Choosing right metrics for regression model

I have always been using r2 score metrics. I know there are several evaluation metrics out there i have read several articles about it. Since i'm still a beginner in machine learning. I'm still very confused of

When to use each of it, is depending on our case, if yes please give me example
I read this article and it said, r2 score is not straightforward, we need other stuff to measure the performance of our model. Does it mean we need more than 1 evaluation metrics in order to get better insight of our model performance?
Is it recommended if we only measure our model performance by just one evaluation metrics?
From this article it said knowing the distribution of our data and our business goal helps us to understand choose appropriate metrics.
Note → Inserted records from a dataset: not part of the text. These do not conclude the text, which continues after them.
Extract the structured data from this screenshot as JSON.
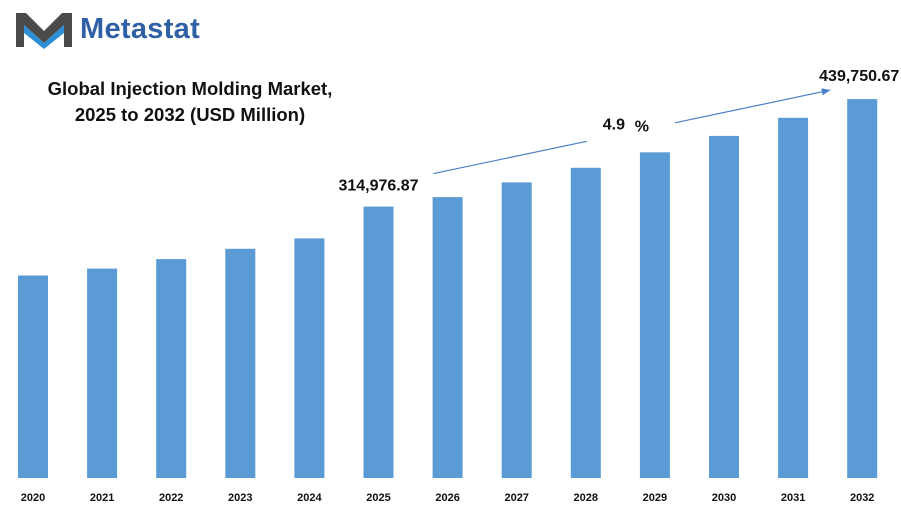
{
  "brand": {
    "name": "Metastat",
    "color": "#2f5fa5"
  },
  "chart_data": {
    "type": "bar",
    "title_lines": [
      "Global Injection Molding Market,",
      "2025 to 2032 (USD Million)"
    ],
    "categories": [
      "2020",
      "2021",
      "2022",
      "2023",
      "2024",
      "2025",
      "2026",
      "2027",
      "2028",
      "2029",
      "2030",
      "2031",
      "2032"
    ],
    "values": [
      235000,
      243000,
      254000,
      266000,
      278000,
      314976.87,
      326000,
      343000,
      360000,
      378000,
      397000,
      418000,
      439750.67
    ],
    "ylim": [
      0,
      470000
    ],
    "bar_color": "#5b9bd5",
    "grid": false,
    "data_labels": [
      {
        "category": "2025",
        "text": "314,976.87"
      },
      {
        "category": "2032",
        "text": "439,750.67"
      }
    ],
    "annotation": {
      "cagr_value": "4.9",
      "cagr_unit": "%",
      "arrow_color": "#4a7fc9"
    }
  }
}
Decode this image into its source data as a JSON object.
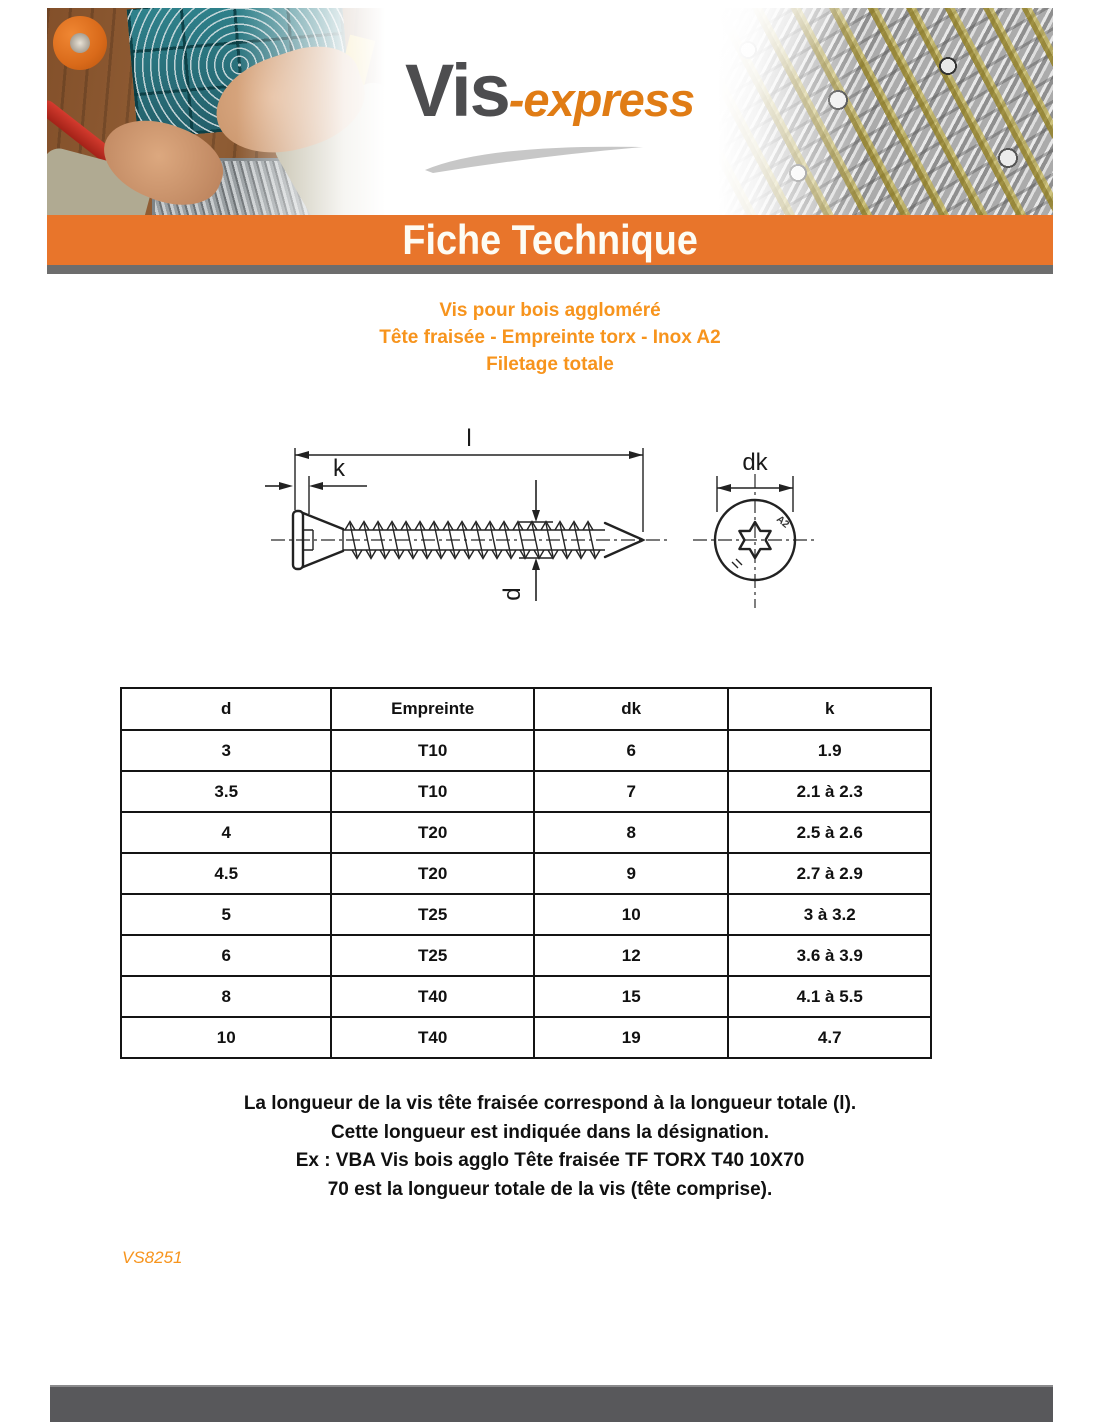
{
  "brand": {
    "logo_primary": "Vis",
    "logo_secondary": "-express"
  },
  "banner": {
    "title": "Fiche Technique"
  },
  "product": {
    "title_lines": [
      "Vis pour bois aggloméré",
      "Tête fraisée - Empreinte torx - Inox A2",
      "Filetage totale"
    ]
  },
  "diagram": {
    "dim_total_length": "l",
    "dim_head_height": "k",
    "dim_diameter": "d",
    "dim_head_diameter": "dk",
    "head_stamp": "A2"
  },
  "table": {
    "headers": [
      "d",
      "Empreinte",
      "dk",
      "k"
    ],
    "rows": [
      [
        "3",
        "T10",
        "6",
        "1.9"
      ],
      [
        "3.5",
        "T10",
        "7",
        "2.1 à 2.3"
      ],
      [
        "4",
        "T20",
        "8",
        "2.5 à 2.6"
      ],
      [
        "4.5",
        "T20",
        "9",
        "2.7 à 2.9"
      ],
      [
        "5",
        "T25",
        "10",
        "3 à 3.2"
      ],
      [
        "6",
        "T25",
        "12",
        "3.6 à 3.9"
      ],
      [
        "8",
        "T40",
        "15",
        "4.1 à 5.5"
      ],
      [
        "10",
        "T40",
        "19",
        "4.7"
      ]
    ]
  },
  "notes": [
    "La longueur de la vis tête fraisée correspond à la longueur totale (l).",
    "Cette longueur est indiquée dans la désignation.",
    "Ex : VBA Vis bois agglo Tête fraisée TF TORX T40 10X70",
    "70 est la longueur totale de la vis (tête comprise)."
  ],
  "reference": "VS8251",
  "colors": {
    "orange_banner": "#E8752B",
    "orange_heading": "#F7941D",
    "orange_logo": "#E07C15",
    "logo_gray": "#4D4D4F",
    "gray_strip": "#6D6D6D",
    "footer_gray": "#58585B"
  }
}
What does it mean by that?
How to know for each metrics that the model is 'good' enough?

Solution

There are different evaluation metrics for regression problems like below.

Mean Squared Error(MSE)
Root-Mean-Squared-Error(RMSE)
Mean-Absolute-Error(MAE)
R² or Coefficient of Determination
Mean Square Percentage Error (MSPE)
so on so forth..

As you mentioned you need to use them based on your problem type, what you want to measure and the distribution of your data.

To do this, you need to understand how these metrics evaluate the model. You can check the definitions and pros/cons of evaluation metrics from this nice blog post.
R² shows what variation of your purpose variable is described by independent variables. A good model can give R² score close to 1.0 but it does not mean it should be. Models which have low R² can also give low MSE score. So to ensure your predictive power of your model it is better to use MSE, RMSE or other metrics besides the R².
No. You can use multiple evaluation metrics. The important thing is if you compare two models, you need to use same test dataset and the same evaluation metrics.
For example, if you want to penalize your bad predictions too much, you can use MSE evaluation metric because it basically measures the average squared error of our predictions or if your data have too much outlier MSE give too much penalty to this examples.
The good model definition changes based on your problem complexity. For example if you train a model which predicts that heads or tails and gives %49 accuracy it is not good enough because the baseline of this problem is %50. But for any other problem, %49 accuracy may enough for your problem. So in a summary, it depends on your problem and you need to define or think that human(baseline) threshold.